Buffer facades have been around for almost 100 years and are still in use. They were developed before insulating glazing was invented to increase the heat- and sound-insulation properties of facades without reducing the use of daylight. They consist of two layers of single glazing mounted 10 to 30 inches apart. As with insulating glass, the gap between the two layers of glazing is sealed. Fresh air gets into the building through separate box windows, cut into the two layers of glazing. An early example of this type is the curtain wall of the 1903 Steiff factory in Giengen/Brenz, Germany. A modern example is the 1983 Hooker office building in Niagara Falls, N.Y., by Cannon Design in Grand Island, N.Y. This recent building improves on the model: warm air is exhausted through openings at the top of the facade, while cool air is drawn into a gap at the bottom.

EXTRACT-AIR FACADES WORK WELL FOR BUILDINGS IN WINDY AND NOISY LOCALES

Extract-air facades, popular in the 1970s and 1980s, consist of a second single-glazed skin placed inside a main facade of insulating glass. This type of facade is useful for buildings in windy and noisy locations or in places with fumes, where fresh air is supplied by the HVAC system because natural ventilation via operable windows is not possible.

The gap between the two layers of glazing becomes part of the air-conditioning system, since the "used," warm air is mechanically exhausted through openings in the inner skin and pulled into the gap of the facade. The warm air from the room heats the inner layer of glass, improving comfort and reducing heat lost through the facade during cold weather. From there, the extract air is led to heat exchangers (within the HVAC system) so the warm air tempers incoming fresh air and saves energy.

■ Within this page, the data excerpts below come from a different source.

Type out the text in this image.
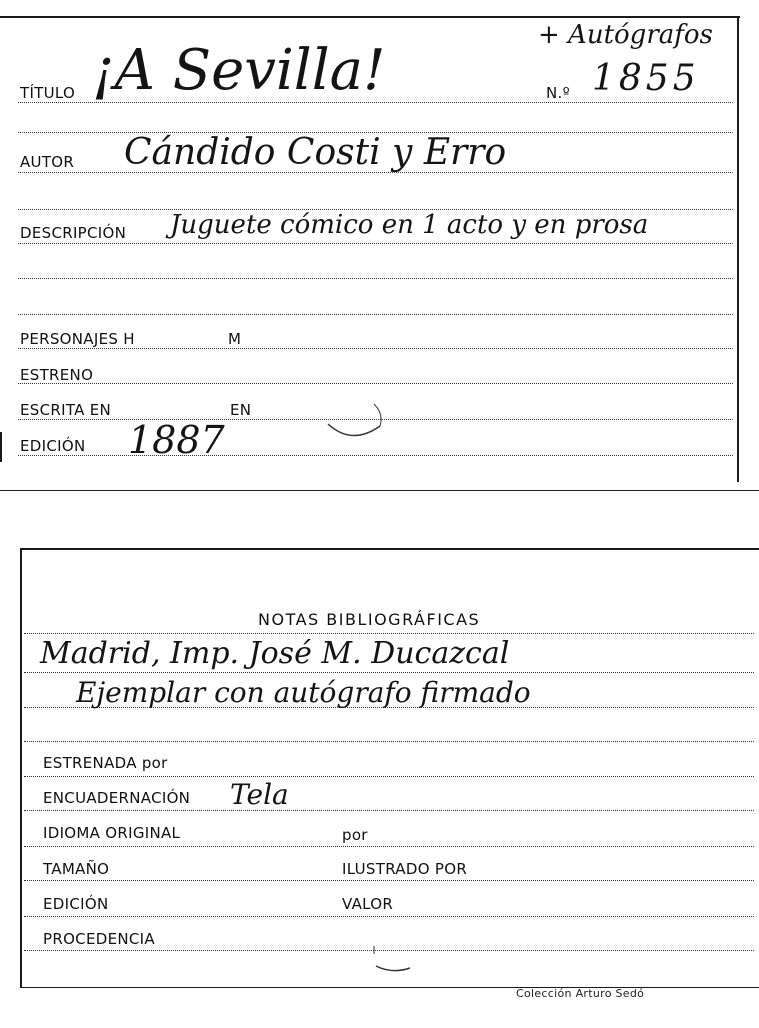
TÍTULO ¡A Sevilla!
+ Autógrafos
N.º 1855
AUTOR Cándido Costi y Erro
DESCRIPCIÓN Juguete cómico en 1 acto y en prosa
PERSONAJES H	M
ESTRENO
ESCRITA EN	EN
EDICIÓN 1887
NOTAS BIBLIOGRÁFICAS
Madrid, Imp. José M. Ducazcal
Ejemplar con autógrafo firmado
ESTRENADA por
ENCUADERNACIÓN Tela
IDIOMA ORIGINAL	por
TAMAÑO	ILUSTRADO POR
EDICIÓN	VALOR
PROCEDENCIA
Colección Arturo Sedó
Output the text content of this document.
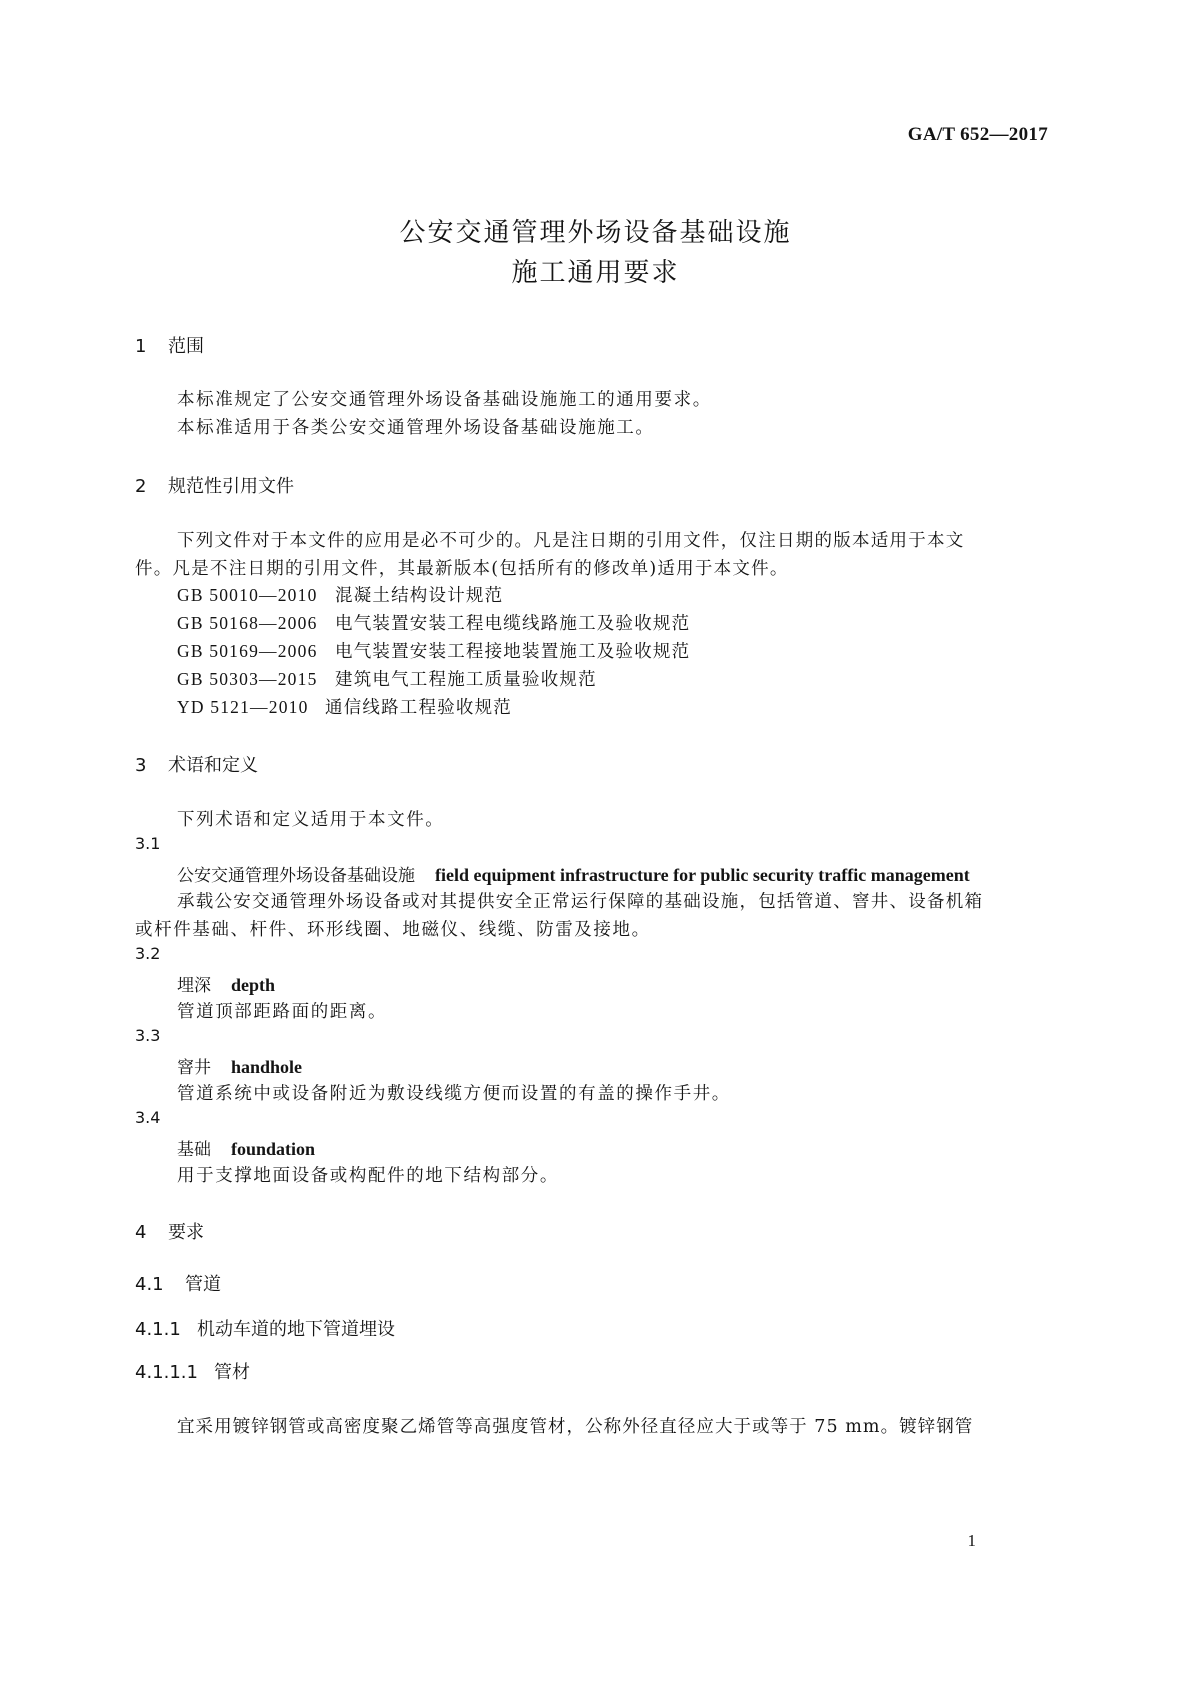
GA/T 652—2017
公安交通管理外场设备基础设施
施工通用要求
1 范围
本标准规定了公安交通管理外场设备基础设施施工的通用要求。
本标准适用于各类公安交通管理外场设备基础设施施工。
2 规范性引用文件
下列文件对于本文件的应用是必不可少的。凡是注日期的引用文件，仅注日期的版本适用于本文
件。凡是不注日期的引用文件，其最新版本(包括所有的修改单)适用于本文件。
GB 50010—2010 混凝土结构设计规范
GB 50168—2006 电气装置安装工程电缆线路施工及验收规范
GB 50169—2006 电气装置安装工程接地装置施工及验收规范
GB 50303—2015 建筑电气工程施工质量验收规范
YD 5121—2010 通信线路工程验收规范
3 术语和定义
下列术语和定义适用于本文件。
3.1
公安交通管理外场设备基础设施 field equipment infrastructure for public security traffic management
承载公安交通管理外场设备或对其提供安全正常运行保障的基础设施，包括管道、窨井、设备机箱
或杆件基础、杆件、环形线圈、地磁仪、线缆、防雷及接地。
3.2
埋深 depth
管道顶部距路面的距离。
3.3
窨井 handhole
管道系统中或设备附近为敷设线缆方便而设置的有盖的操作手井。
3.4
基础 foundation
用于支撑地面设备或构配件的地下结构部分。
4 要求
4.1 管道
4.1.1 机动车道的地下管道埋设
4.1.1.1 管材
宜采用镀锌钢管或高密度聚乙烯管等高强度管材，公称外径直径应大于或等于 75 mm。镀锌钢管
1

Shading devices may be mounted within the gap, keeping solar gains outside the occupied areas of the building in the summer, where they may be exhausted immediately. In this way, the extract- air facade lightens the cooling load. To supply the necessary air changes mechanically, however, demands energy and prevents occupants from adjusting the temperature of their individual spaces.

A better choice, and the most innovative and commonly used system today, is the twin-face facade. Developed in the late 1980s, this facade consists of a conventional curtain or massive wall system within an outer skin of single glazing. In most cases, the secondary glass skin is a non-load-bearing curtain wall made of a single layer of safety or laminated glass. It can also be made of insulating glass to enhance the thermal properties of the twin-face facade.

The width of the gap between inner and outer skins varies from 6 to 30 inches, depending on the space needed to maintain the facade and on the type and size of the shading system within the gap. Twin-face facades are primarily distinguished by openings in the skins that allow for natural ventilation. The outer glass skin blocks the wind, permitting high-rises or buildings in exposed settings to have access to fresh air. As a result, windows on the interior glass layer can be opened without gales sweeping through the space. Where external noise is a problem, remote openings allow fresh air to enter while minimizing sound.

The role of glazing

Combining a variety of glazing types with very different functional characteristics enhances the function of dual-skin glass facades. Early versions, such as buffer facades, used single glazing for the outer and inner skins.

Extract-air facades employ insulated glazing for the outer skin and single glazing for the inner skin. That's because this type was developed so that the warm "used" air passes through the gap in the facade, tempering the inner layer of single glazing, while the outer layer of insulating glazing minimizes heat-transmission losses.

Twin-face facades combine a single-glazed outer skin with an insulating-glass inner skin. While the function of the outer skin is primarily to protect the contents of the gap and the inner layer from rain and wind, the insulating glass on the inner layer prevents heat-transmission losses during cold weather. It also offers a range of construction variations for the outer skin, leading to easier architectural expression. For example, the substructure of the outer layer of glass is normally composed of aluminum or steel cantilevers. The glazing is then fastened with a point-fixed system or top and bottom rails.